WASHINGTON — A Maryland congressman says Metro is lucky no one was hurt or killed by last week’s train derailment and that more federal oversight might be needed. Meanwhile riders have mixed reactions to the transit system’s safety record.
Rep. Chris Van Hollen tells WTOP that the Aug. 6 Metro derailment outside the Smithsonian Station is a “situation of gross negligence,” and calls Metro’s inaction dangerous
Metro’s interim general manager Jack Requa said Tuesday that the derailment could have been avoided had Metro repaired a section of track that had spread apart when the problem was first identified in July. Requa said such track damage is the result of decades of deferred upkeep and repairs.
“It was just a stroke of luck that the train that derailed did not have passengers on it.” Van Hollen says. “You have a real possibility people would have been hurt or killed over a defect that Metro knew about.”
Van Hollen brought up January’s electrical smoke that filled a Metro train killing one rider and sending dozens of others to the hospital.
“This is a troubling pattern,” says Van Hollen, calling it, “another situation where Metro had knowledge of the situation and didn’t act.”
Van Hollen says Metro’s priority should be finding a permanent general manager.
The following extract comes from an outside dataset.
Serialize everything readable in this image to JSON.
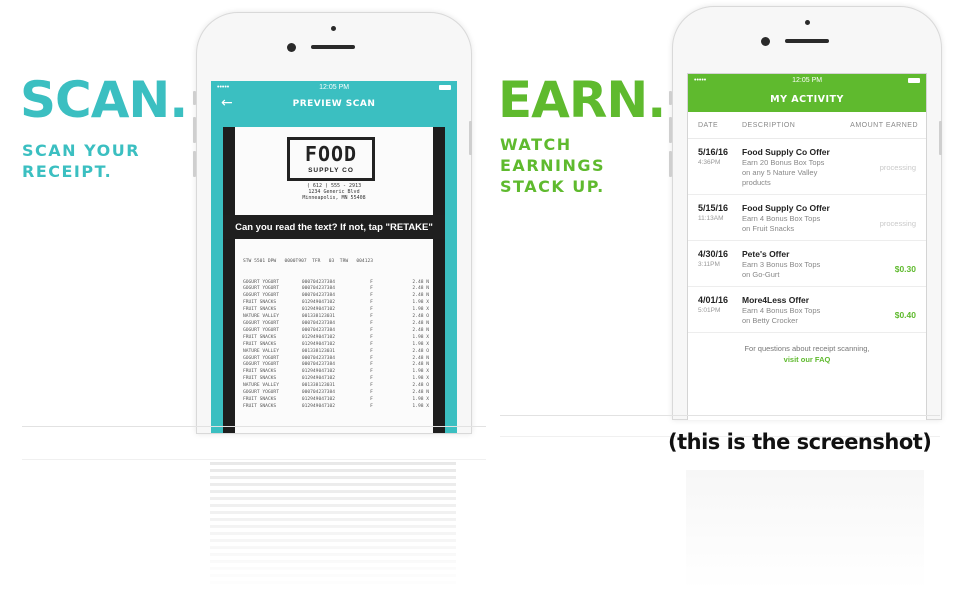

“Right now there’s nobody at the top, there’s nobody in charge. We need to make sure that the counties in the Metro system stop debating what the quality criteria should be for the new manager and bring somebody on.”
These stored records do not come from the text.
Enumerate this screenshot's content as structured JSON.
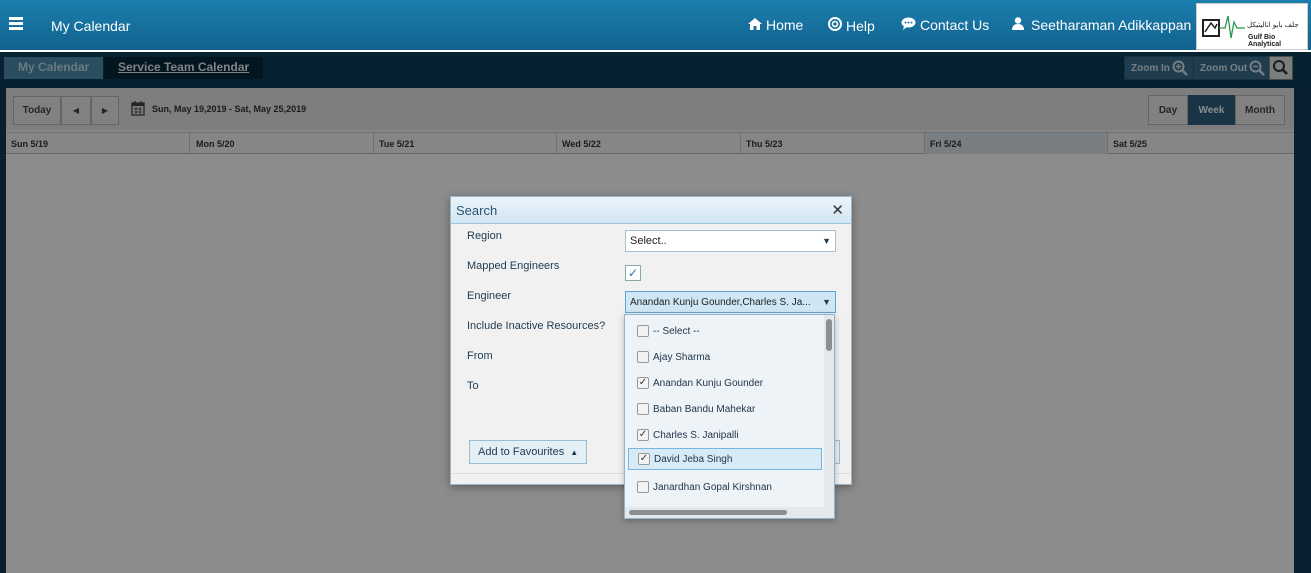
{
  "header": {
    "title": "My Calendar",
    "nav": [
      {
        "label": "Home",
        "icon": "home-icon"
      },
      {
        "label": "Help",
        "icon": "help-icon"
      },
      {
        "label": "Contact Us",
        "icon": "chat-icon"
      }
    ],
    "user": "Seetharaman Adikkappan",
    "logo": {
      "arabic": "جلف بايو اناليتيكل",
      "english": "Gulf Bio Analytical"
    }
  },
  "tabs": {
    "my_calendar": "My Calendar",
    "service_team": "Service Team Calendar"
  },
  "zoom": {
    "in": "Zoom In",
    "out": "Zoom Out"
  },
  "toolbar": {
    "today": "Today",
    "prev": "◀",
    "next": "▶",
    "date_range": "Sun, May 19,2019 - Sat, May 25,2019",
    "views": [
      "Day",
      "Week",
      "Month"
    ],
    "active_view": "Week"
  },
  "days": [
    "Sun 5/19",
    "Mon 5/20",
    "Tue 5/21",
    "Wed 5/22",
    "Thu 5/23",
    "Fri 5/24",
    "Sat 5/25"
  ],
  "dialog": {
    "title": "Search",
    "labels": {
      "region": "Region",
      "mapped": "Mapped Engineers",
      "engineer": "Engineer",
      "inactive": "Include Inactive Resources?",
      "from": "From",
      "to": "To"
    },
    "region_value": "Select..",
    "mapped_checked": true,
    "engineer_value": "Anandan Kunju Gounder,Charles S. Ja...",
    "favourites": "Add to Favourites",
    "options": [
      {
        "label": "-- Select --",
        "checked": false
      },
      {
        "label": "Ajay Sharma",
        "checked": false
      },
      {
        "label": "Anandan Kunju Gounder",
        "checked": true
      },
      {
        "label": "Baban Bandu Mahekar",
        "checked": false
      },
      {
        "label": "Charles S. Janipalli",
        "checked": true
      },
      {
        "label": "David Jeba Singh",
        "checked": true
      },
      {
        "label": "Janardhan Gopal Kirshnan",
        "checked": false
      }
    ]
  },
  "colors": {
    "header": "#1b7fad",
    "dark": "#0d3a55",
    "accent": "#2d5f7f"
  }
}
According to Van Hollen, the Federal Transit Administration should be more involved in enforcing safety standards. He says there’s a set of federal safety standards for rail cars, but none for signaling, track equipment and inspection programs.
And he says there’s been talk in the U.S. Senate about increased federal oversight of Metro safety procedures.
“If they’re not going to be putting these standards in place and applying them, then we’re going to have to even more federal oversight.”
For commuters that rely on Metro, service disruptions like the Orange Line derailment are concerning, but not a deterrent.
“I’m going to be using Metro on a day-to-day basis because I am not driving downtown,” says Metro rider Gail Clark, of Falls Church. “But that doesn’t mean I don’t have concerns.”
Some riders aren’t expecting any big changes, despite what people like Van Hollen and Requa have been saying.
“I don’t think that anything is going to change,” says passenger Kelly Ort, of Alexandria. “Hasn’t changed yet, why would it change now?”
Rider Jack D’Andrea, of Charlotte, North Carolina, says the apparently avoidable derailment was unexpected. “As a rider it shocks me, but as someone with a rail background, it also shocks me,” he says.
WTOP’s Dennis Foley contributed to this report.